I am very impressed with the 'Gizi Map' range - I have one of North West China and another of Kazakhstan. They are very detailed, and usefully have most of the place names written in at least 3 languages - this will be vital for asking directions and booking travel. We also have Geocentres maps of the Czech Republic and of Ukraine and Central Russia - these are old favourites, if not always the most accurate. For the rest of China we have Nelles maps, which are accurate but lack the Chinese characters.
The guide books we have chosen are as follows.
Czech Republic. Rough Guide. Probably the best of a bad bunch, and the most up to date.
Ukraine, Russia and Central Asia. Lonely Planet. I am not a fan of LP Guides since trying to travel around South East Asia with their flagship publication in 2001. But throughout the former Soviet Union there is little choice, at least there won't be a continuous stream of spoilt brats with a Lonely Planet guides stuck in front of their faces. We'll probably still be avoiding the hotel recommendations though - on principal if nothing else.
China. Two books - Rough Guide and Let's Go. The latter may be a surprising choice for two middle aged English Backpackers, but when it comes down to on the ground practical information Let's Go are very difficult to beat. As an example, on our last trip in Nicaragua we got off a bus in a remote town in the centre of the country. Our Footprints guide had plenty of advice on where to go to eat, sleep and visit, but only the Let's Go guide had the foresight to say that the radio mast in one corner of the square was to the north - and to head towards it if you wanted to find the cheap hotels. When you are travelling in countries with a non-latin alphabet this sort of orientation info is invaluable, and as far as I know this is the only series of guidebooks that offers this sort of advice.

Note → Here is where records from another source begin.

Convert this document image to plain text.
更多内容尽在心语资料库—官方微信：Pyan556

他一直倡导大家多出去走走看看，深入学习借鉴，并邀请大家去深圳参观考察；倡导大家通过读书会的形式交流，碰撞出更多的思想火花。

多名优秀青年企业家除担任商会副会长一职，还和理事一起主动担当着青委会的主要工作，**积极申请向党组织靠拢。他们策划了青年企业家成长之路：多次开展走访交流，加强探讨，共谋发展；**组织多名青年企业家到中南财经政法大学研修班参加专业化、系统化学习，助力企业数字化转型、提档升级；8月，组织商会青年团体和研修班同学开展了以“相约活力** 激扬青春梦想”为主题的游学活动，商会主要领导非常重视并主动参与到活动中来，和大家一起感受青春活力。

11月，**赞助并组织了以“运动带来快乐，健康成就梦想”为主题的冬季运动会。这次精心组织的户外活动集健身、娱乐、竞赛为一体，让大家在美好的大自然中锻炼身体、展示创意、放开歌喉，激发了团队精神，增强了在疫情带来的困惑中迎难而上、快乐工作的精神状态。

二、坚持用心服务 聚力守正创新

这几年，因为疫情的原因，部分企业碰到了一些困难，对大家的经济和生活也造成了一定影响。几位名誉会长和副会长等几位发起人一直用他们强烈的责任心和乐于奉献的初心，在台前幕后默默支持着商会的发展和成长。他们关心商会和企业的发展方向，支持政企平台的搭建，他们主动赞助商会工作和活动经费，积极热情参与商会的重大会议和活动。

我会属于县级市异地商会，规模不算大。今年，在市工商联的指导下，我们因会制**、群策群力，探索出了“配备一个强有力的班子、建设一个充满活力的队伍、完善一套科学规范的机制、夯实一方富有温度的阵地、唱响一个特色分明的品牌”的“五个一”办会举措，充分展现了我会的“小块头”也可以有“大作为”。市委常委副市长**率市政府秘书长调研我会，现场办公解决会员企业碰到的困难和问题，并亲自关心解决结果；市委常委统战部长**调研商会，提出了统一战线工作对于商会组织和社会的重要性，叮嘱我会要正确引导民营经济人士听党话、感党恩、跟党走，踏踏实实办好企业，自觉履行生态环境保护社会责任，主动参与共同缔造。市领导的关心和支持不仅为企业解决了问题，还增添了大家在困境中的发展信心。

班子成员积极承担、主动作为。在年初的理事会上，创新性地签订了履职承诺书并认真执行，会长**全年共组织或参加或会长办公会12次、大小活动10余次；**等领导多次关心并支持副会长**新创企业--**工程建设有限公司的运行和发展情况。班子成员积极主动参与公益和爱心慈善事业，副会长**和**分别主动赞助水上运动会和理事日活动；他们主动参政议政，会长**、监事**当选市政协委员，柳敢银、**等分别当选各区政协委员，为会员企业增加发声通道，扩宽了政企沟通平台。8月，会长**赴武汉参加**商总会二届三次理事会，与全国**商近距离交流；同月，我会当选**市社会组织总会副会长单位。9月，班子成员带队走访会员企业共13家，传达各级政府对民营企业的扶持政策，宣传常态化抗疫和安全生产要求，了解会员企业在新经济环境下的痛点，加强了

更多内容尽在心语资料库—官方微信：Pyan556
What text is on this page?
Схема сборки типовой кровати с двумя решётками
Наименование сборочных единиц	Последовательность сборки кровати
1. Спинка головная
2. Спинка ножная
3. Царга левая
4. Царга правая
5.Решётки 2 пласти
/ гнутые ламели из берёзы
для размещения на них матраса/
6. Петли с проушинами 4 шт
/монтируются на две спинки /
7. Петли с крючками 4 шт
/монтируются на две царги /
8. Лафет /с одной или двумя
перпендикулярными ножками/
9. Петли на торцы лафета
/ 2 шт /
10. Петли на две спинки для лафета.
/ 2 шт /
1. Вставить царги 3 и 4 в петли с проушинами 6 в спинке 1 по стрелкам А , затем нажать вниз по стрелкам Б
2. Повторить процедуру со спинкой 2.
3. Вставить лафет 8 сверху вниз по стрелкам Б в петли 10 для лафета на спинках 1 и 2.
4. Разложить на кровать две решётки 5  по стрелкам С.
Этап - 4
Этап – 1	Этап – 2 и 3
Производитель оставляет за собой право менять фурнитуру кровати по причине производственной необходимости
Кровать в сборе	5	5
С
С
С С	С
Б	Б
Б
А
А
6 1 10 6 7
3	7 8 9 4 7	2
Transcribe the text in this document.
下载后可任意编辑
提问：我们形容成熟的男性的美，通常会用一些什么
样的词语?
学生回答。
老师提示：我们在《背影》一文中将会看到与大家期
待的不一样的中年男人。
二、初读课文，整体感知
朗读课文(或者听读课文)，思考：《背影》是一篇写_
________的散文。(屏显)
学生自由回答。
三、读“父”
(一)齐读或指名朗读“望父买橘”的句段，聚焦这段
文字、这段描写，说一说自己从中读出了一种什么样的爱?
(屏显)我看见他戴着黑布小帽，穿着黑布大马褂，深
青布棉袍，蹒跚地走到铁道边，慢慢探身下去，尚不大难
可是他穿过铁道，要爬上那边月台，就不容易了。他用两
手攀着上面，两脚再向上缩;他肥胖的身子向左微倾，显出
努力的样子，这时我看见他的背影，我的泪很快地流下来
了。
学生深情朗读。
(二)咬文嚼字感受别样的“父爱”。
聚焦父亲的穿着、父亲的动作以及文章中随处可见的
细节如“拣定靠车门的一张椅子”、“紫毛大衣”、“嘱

A total of six books and 7 maps.
All the visa's have now arrived - we have been given 60 days in China in spite of certain information that 30 days was the maximum. No need to show an onward ticket either - which has deferred the argument over whether or not we fly out of Hong Kong in the middle of the night for £90.00 (Anne) or at midday for £200.00 (Rod) until at least October. At least by then we should have some idea about how much money we have left.
No problems at the Chinese Consulate in Manchester - very quick and efficient with hardly any queues. Is China the only country in the world with a consulate in Rusholme? I think it must be. Then again there is a Kazakh Consulate in Aberdeen for some reason - maybe that would have been a bit quieter - but a bit further to get to.
Plans are are all running smoothly, the money has all arrived in the correct bank accounts (via a very complicated transaction), the Eurostar tickets are bought and we are just about ready to roll.
The canal boat is being moved during the next 6 days or so we will be of no fixed abode for a while.